Stochastic simulation algorithms

stocal ships with several variants of the stochastic simulation algorithm, refered to as sampler. A call to Process.sample inspects the underlying process and will instantiate an appropriate sampler. Currently, this creates an instance of Gibson and Bruck's next reaction method, unless at least one transition of the process is time-dependent (in which case the method creates an instance of Anderon's method).

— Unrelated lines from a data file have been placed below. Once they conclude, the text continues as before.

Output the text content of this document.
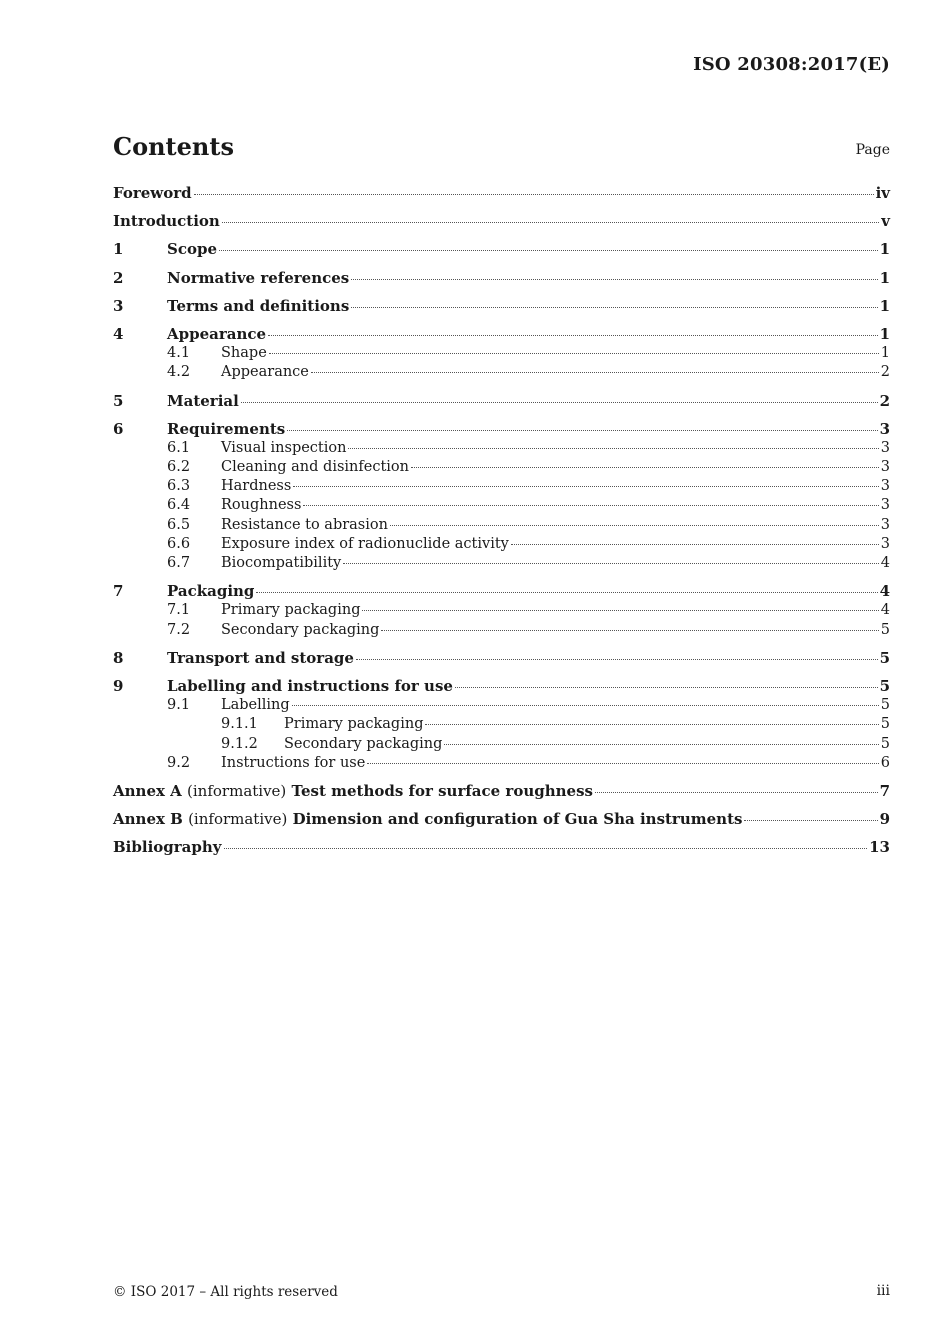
ISO 20308:2017(E)
Contents	Page
Foreword	iv
Introduction	v
1	Scope	1
2	Normative references	1
3	Terms and definitions	1
4	Appearance	1
4.1	Shape	1
4.2	Appearance	2
5	Material	2
6	Requirements	3
6.1	Visual inspection	3
6.2	Cleaning and disinfection	3
6.3	Hardness	3
6.4	Roughness	3
6.5	Resistance to abrasion	3
6.6	Exposure index of radionuclide activity	3
6.7	Biocompatibility	4
7	Packaging	4
7.1	Primary packaging	4
7.2	Secondary packaging	5
8	Transport and storage	5
9	Labelling and instructions for use	5
9.1	Labelling	5
9.1.1	Primary packaging	5
9.1.2	Secondary packaging	5
9.2	Instructions for use	6
Annex A (informative) Test methods for surface roughness	7
Annex B (informative) Dimension and configuration of Gua Sha instruments	9
Bibliography	13
© ISO 2017 – All rights reserved	iii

If you want to control which simulation algorithm is instantiated, you can instantiate the desired sampler directly, as in, e.g.,

sampler = algorithms.DirectMethod(process, state, tmax=100.)
for dt, transitions in sampler:
    print(dt, transitions)

Currently, stocal provides the following samplers:

algorithm description
DirectMethod Original Gillespie algorithm
FirstReactionMethod Stochastic simulation algorithm that can operate account for scheduled events
NextReactionMethod Variant of FirstReactionMethod with improved performance (new in version 1.2)
AndersonMethod Variant of NextReactionMethod that allows for propensity functions to be time-dependent (new in version 1.1)
CaoMethod An (inexact) tau-leaping variant of SSA -- available in stocal.experimental.tauleap (new in version 1.2)

Please refer to the class documentation for information about the exact implementation and reference publication.

If you want to implement your own stochastic simulation algorithm, it should be programmed against the interface defined by stocal.algorithms.StochasticSimulationAlgorithm.

Further Documentation

The full API of stocal is available via pydoc:

pydoc stocal

Examples of stocal in use can be found in the stocal/examples folder.